Die ÖVP muss sich etwas überlegen

Entweder die ÖVP sult sich weiterhin in ihrer Opferrolle oder sie zieht sich das Büßergewand an.
Es gibt Skandale, die jeder Partei passieren können. Die Veröffentlichung unfreundlicher interner Äußerungen über politische Mitbewerber gehört da sicherlich dazu. Dann gibt es Vorwürfe, namentlich jener des Postenschachers, die vorwiegend gegen jene Parteien erhoben werden, die in der Vergangenheit in Regierungsverantwortung waren. Und schließlich ist da die ÖVP, bei der diese Unannehmlicheiten gemeinsam auftreten. Ich spreche wohl eher keine große analytische Weisheit aus, wenn ich sage: Die Volkspartei wird sich etwas überlegen müssen.

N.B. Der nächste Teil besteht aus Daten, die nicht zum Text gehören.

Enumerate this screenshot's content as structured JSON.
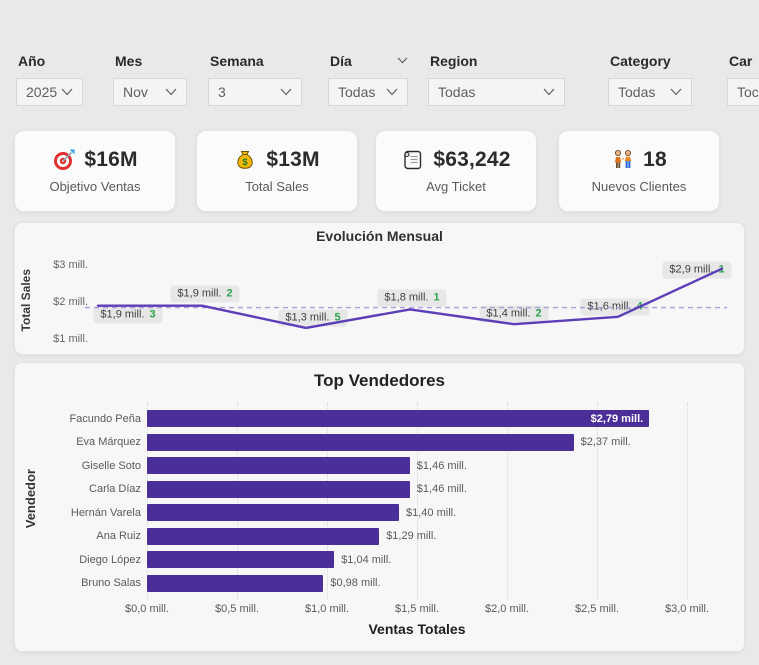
{
  "filters": [
    {
      "label": "Año",
      "value": "2025"
    },
    {
      "label": "Mes",
      "value": "Nov"
    },
    {
      "label": "Semana",
      "value": "3"
    },
    {
      "label": "Día",
      "value": "Todas"
    },
    {
      "label": "Region",
      "value": "Todas"
    },
    {
      "label": "Category",
      "value": "Todas"
    },
    {
      "label": "Car",
      "value": "Toc"
    }
  ],
  "kpis": [
    {
      "icon": "target-icon",
      "value": "$16M",
      "label": "Objetivo Ventas"
    },
    {
      "icon": "money-bag-icon",
      "value": "$13M",
      "label": "Total Sales"
    },
    {
      "icon": "receipt-icon",
      "value": "$63,242",
      "label": "Avg Ticket"
    },
    {
      "icon": "people-icon",
      "value": "18",
      "label": "Nuevos Clientes"
    }
  ],
  "chart_data": [
    {
      "type": "line",
      "title": "Evolución Mensual",
      "ylabel": "Total Sales",
      "yticks": [
        "$1 mill.",
        "$2 mill.",
        "$3 mill."
      ],
      "ylim": [
        0.75,
        3.25
      ],
      "x": [
        1,
        2,
        3,
        4,
        5,
        6,
        7
      ],
      "values": [
        1.9,
        1.9,
        1.3,
        1.8,
        1.4,
        1.6,
        2.9
      ],
      "point_labels": [
        "$1,9 mill.",
        "$1,9 mill.",
        "$1,3 mill.",
        "$1,8 mill.",
        "$1,4 mill.",
        "$1,6 mill.",
        "$2,9 mill."
      ],
      "badges": [
        "3",
        "2",
        "5",
        "1",
        "2",
        "4",
        "1"
      ],
      "reference_line": 1.85,
      "grid": false,
      "label_dx": [
        30,
        3,
        7,
        2,
        0,
        -3,
        -25
      ],
      "label_dy": [
        9,
        -12,
        -10,
        -11,
        -10,
        -10,
        1
      ]
    },
    {
      "type": "bar",
      "orientation": "horizontal",
      "title": "Top Vendedores",
      "xlabel": "Ventas Totales",
      "ylabel": "Vendedor",
      "categories": [
        "Facundo Peña",
        "Eva Márquez",
        "Giselle Soto",
        "Carla Díaz",
        "Hernán Varela",
        "Ana Ruiz",
        "Diego López",
        "Bruno Salas"
      ],
      "values": [
        2.79,
        2.37,
        1.46,
        1.46,
        1.4,
        1.29,
        1.04,
        0.98
      ],
      "value_labels": [
        "$2,79 mill.",
        "$2,37 mill.",
        "$1,46 mill.",
        "$1,46 mill.",
        "$1,40 mill.",
        "$1,29 mill.",
        "$1,04 mill.",
        "$0,98 mill."
      ],
      "xticks": [
        "$0,0 mill.",
        "$0,5 mill.",
        "$1,0 mill.",
        "$1,5 mill.",
        "$2,0 mill.",
        "$2,5 mill.",
        "$3,0 mill."
      ],
      "xlim": [
        0,
        3.3
      ],
      "grid": "vertical-dotted"
    }
  ],
  "colors": {
    "bar": "#4b2e97",
    "line": "#5b3eb8",
    "reference_line": "#a89fdd",
    "badge_green": "#2da44e",
    "page_bg": "#e9e9e9",
    "panel_bg": "#f7f7f7",
    "card_bg": "#fbfbfb"
  }
}
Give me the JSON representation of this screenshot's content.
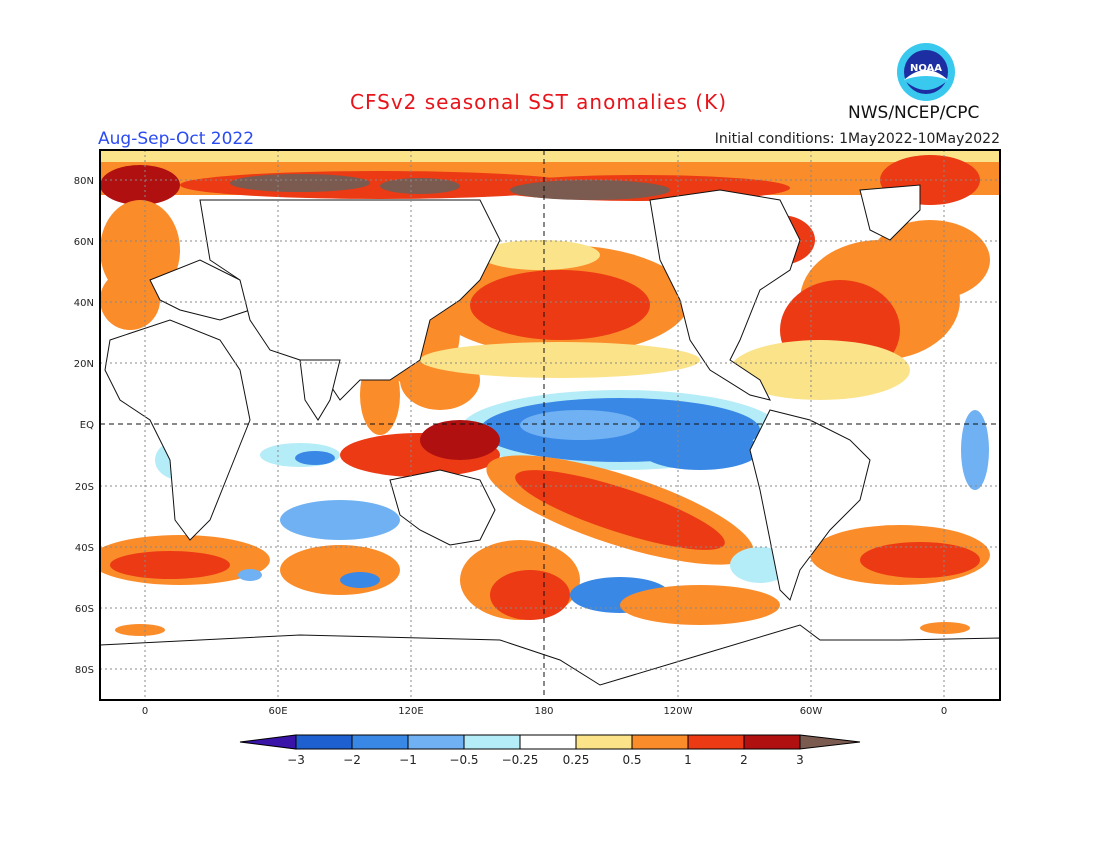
{
  "header": {
    "title": "CFSv2 seasonal SST anomalies (K)",
    "season": "Aug-Sep-Oct 2022",
    "initial_conditions": "Initial conditions: 1May2022-10May2022",
    "organization": "NWS/NCEP/CPC",
    "logo_text": "NOAA"
  },
  "map": {
    "lat_labels": [
      "80N",
      "60N",
      "40N",
      "20N",
      "EQ",
      "20S",
      "40S",
      "60S",
      "80S"
    ],
    "lon_labels": [
      "0",
      "60E",
      "120E",
      "180",
      "120W",
      "60W",
      "0"
    ]
  },
  "colorbar": {
    "labels": [
      "−3",
      "−2",
      "−1",
      "−0.5",
      "−0.25",
      "0.25",
      "0.5",
      "1",
      "2",
      "3"
    ],
    "colors": [
      "#3a14a8",
      "#1e60cf",
      "#3a88e6",
      "#6fb1f2",
      "#b4ecf7",
      "#ffffff",
      "#fbe38a",
      "#fb8c2a",
      "#eb3a14",
      "#b01010",
      "#7b5a50"
    ]
  }
}
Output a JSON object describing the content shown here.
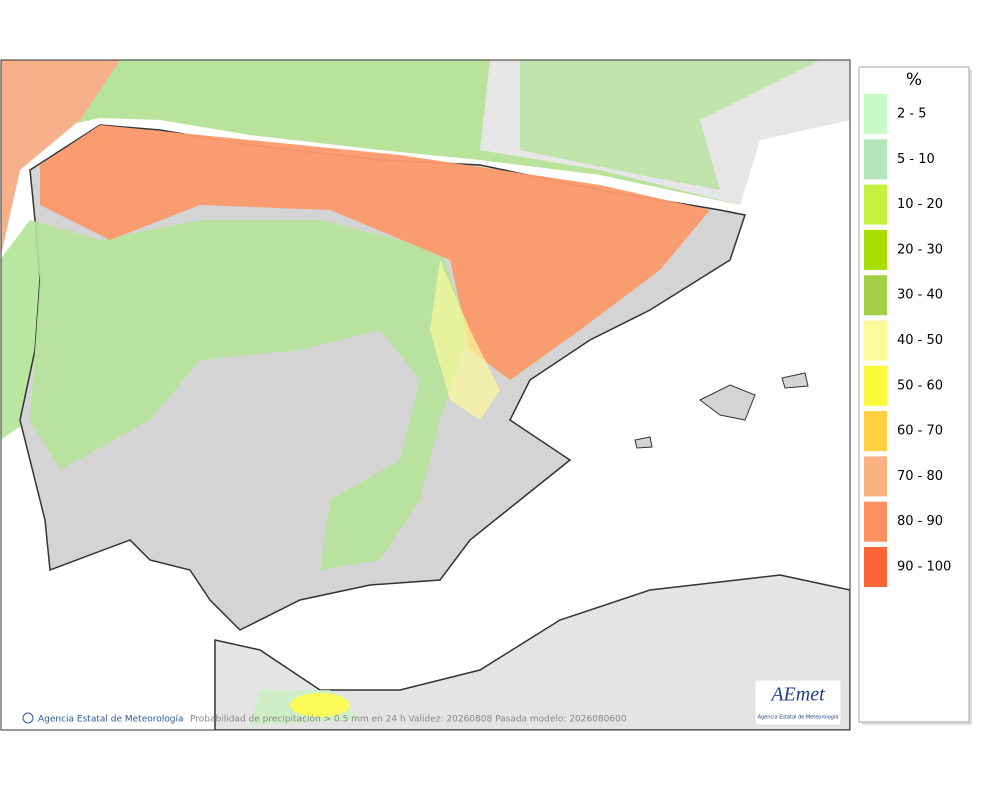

Seitdem regelmäßig gegen neue Funktionäre Ermittlungsverfahren eröffnet werden, man es in einem Jahr auf drei Kanzler gebracht hat und die Öffentlichkeit feststellen durfte, dass die Parteispitzen unter einander auch nicht anders kommunizieren als Edmund Sackbauer mit seiner Familie, ist die ÖVP eher Passagier als Kapitän des politischen Geschehens. Mit dem Start des gegen sie gerichteten parlamentarischen Untersuchungsausschusses werden die Kamalitäten eher noch zunehmen.
Die ÖVP hat in Wahrheit nur noch zwei Optionen: Entweder sie sult sich weiterhin weinerlich in ihrer Opferrolle und lässt zu, dass ein ehemaliger Parteiobmann aus dem Exil Unterlagen verbreitet, mit denen er nicht nur dem Koalitionspartner sondern auch der eigenen Partei schadet, oder sie zieht sich das Büßergewand an, setzt einen klaren Schlussstrich und schickt ihre türkise Vergangenheit nicht nur personell, sondern auch ideologisch in die Wüste. Tatsächlich brauch die ÖVP einen Befreiungsschlag aus dem institutionalisierten Postenschacher noch dringender als die Republik. Wir sind an einem Punkt angelangt, an dem nicht nur im Innenministerium jeder Einzeller befördert wird, solange er der Volkspartei zugerechnet werden kann. Man muss diesen Umstand als das ansprechen was er ist: ein Verbechen. Wer minderqualifizierten Personen aufgrund ihrer Parteizugehörigkeit in öffentliche Positionen bringt, schädigt die Republik und begeht Amtsmissbrauch. Daran ändert auch die Tatsache nichts, dass man das „immer schon so gemacht“ hat. Eine Straftat wird nicht dadurch besser, indem man sie wiederholt begeht.
Aus diesem Sumpf, in dem die ÖVP derzeit am tiefsten steckt, kann sich die Politik allerdings nur selbst herausziehen. Dagegen spricht das eingefleischte Machtverständnis: Politische Bedeutung hat in diesem System nur, wer an sein Umfeld Aufträge, Förderungen und Posten verteilen kann. Dass man den Staat bei jeder sich bietenden Gelegenheit wie eine Weihnachtsgans ausnimmt, bevor es jemand anderer tut, ist leider eine Grundmentalität der österreichischen Nation. Sie wird sich nur brachial oder gar nicht beseitigen lassen. Solange die Minister Einfluss auf die Personalauswahl im Bundesdienst haben, solange sie Ausschreibungen manipulieren und sogenannte Objektivierungskommissionen beeinflussen können, wird sich am System nichts ändern. Solange wird auch die ÖVP ihr zunehmend korruptes Image nicht abschütteln können.